The Flyers were a bit like Zenyatta, the Queen of racehorses. They would often start slow or fall behind and then in the last seconds of the game or in the overtime pluck victory from the jaws of defeat. On March 28, there was a game like that against the Winnipeg Jets, in which we fell behind, caught up, and then in the last 7 seconds of overtime our captain Claude Giroux shot the winning goal into the Winnipeg net. I was literally trembling with excitement with this turn of events and emailed Eddie:
DH: Holy cow! I hope you got to see it. The heart attack kids did it again!
ES: I did. Bad day.
My heart sank. I don’t know whether it was the brevity of the response or the failure to express any elation, but I just knew in my heart that this was the end. Two days later, I wrote what was my last letter to him. I had talked to his son Jay and knew the kind of pain he was in, that he was mostly in bed, and heavily medicated and that he could see the end. Earlier, when we were still talking on the phone, he had said more than once that he wanted to see me and would try to arrange it when he could. I didn’t want him to worry about this, and began my email with that. “This disease is horrible and I understand why it won’t be possible for me to come up. I am glad that your wonderful family is there. I want you to know that I love you and miss you. You are the classiest and most generous guy I ever met. You have been an inspiration to me in fighting my own illness. Thank you for being such a great guy and for being my friend.”
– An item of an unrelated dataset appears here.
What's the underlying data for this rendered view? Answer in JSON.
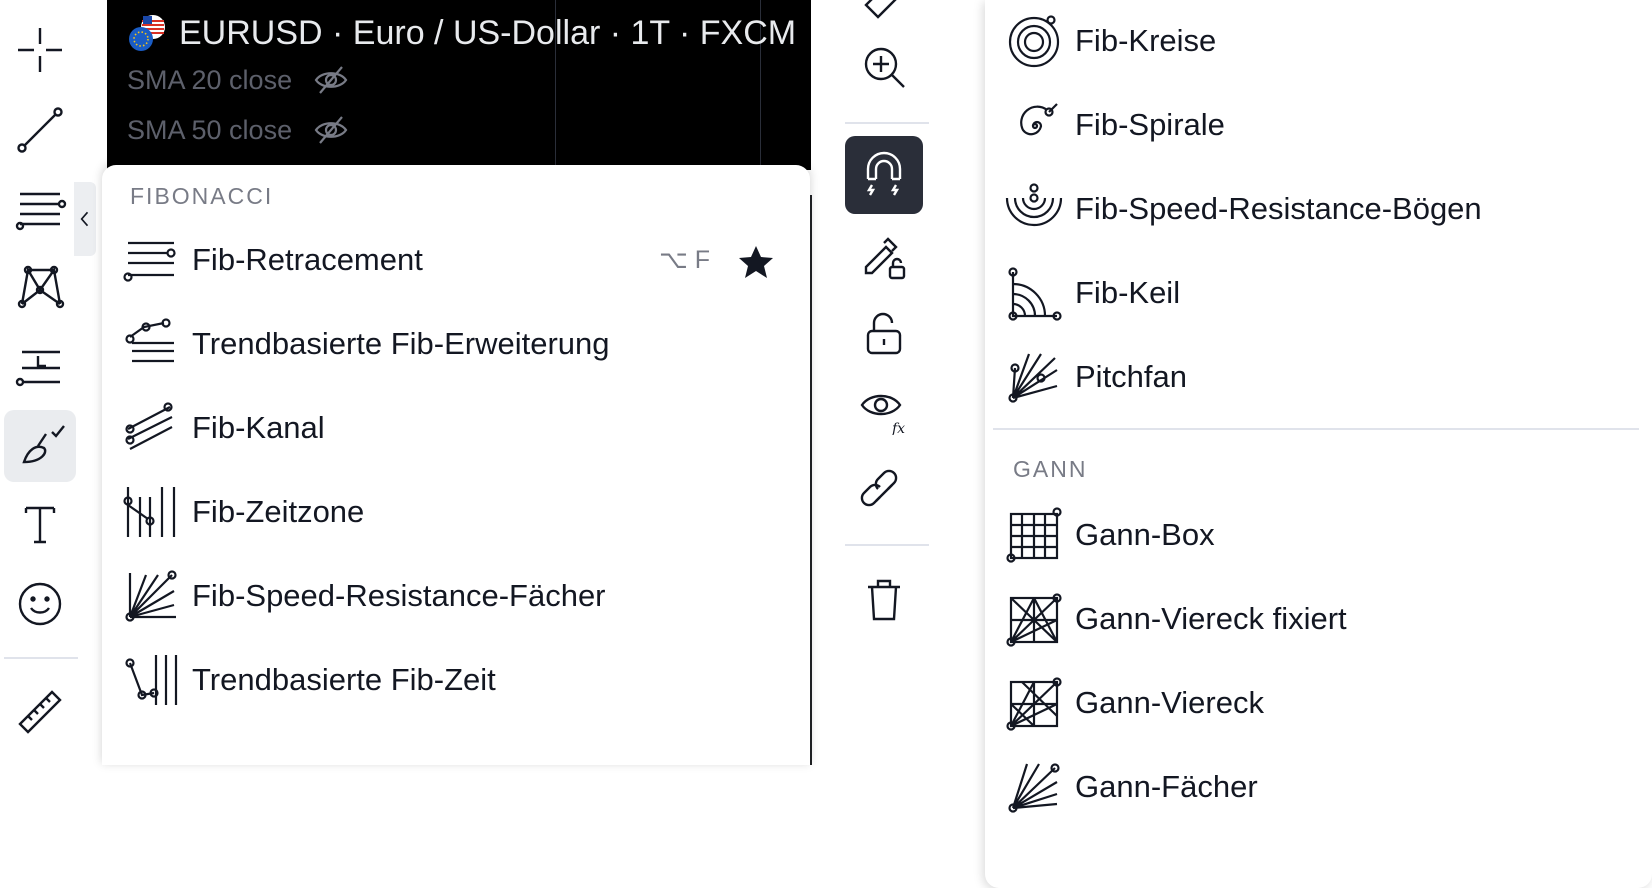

The Flyer players loved Ed Snider and were fighting for a playoff spot for him, and said so to the press. They had visited him in Montecito when he was still able to sit up and walk. He was, as hockey commissioner Gary Bettman said, “the heart and soul of the Flyers.” On the last day of the season the Flyers beat their archrivals the Pittsburgh Penguins and won a playoff spot. Two days later, their creator and leader - my friend Eddie - was gone.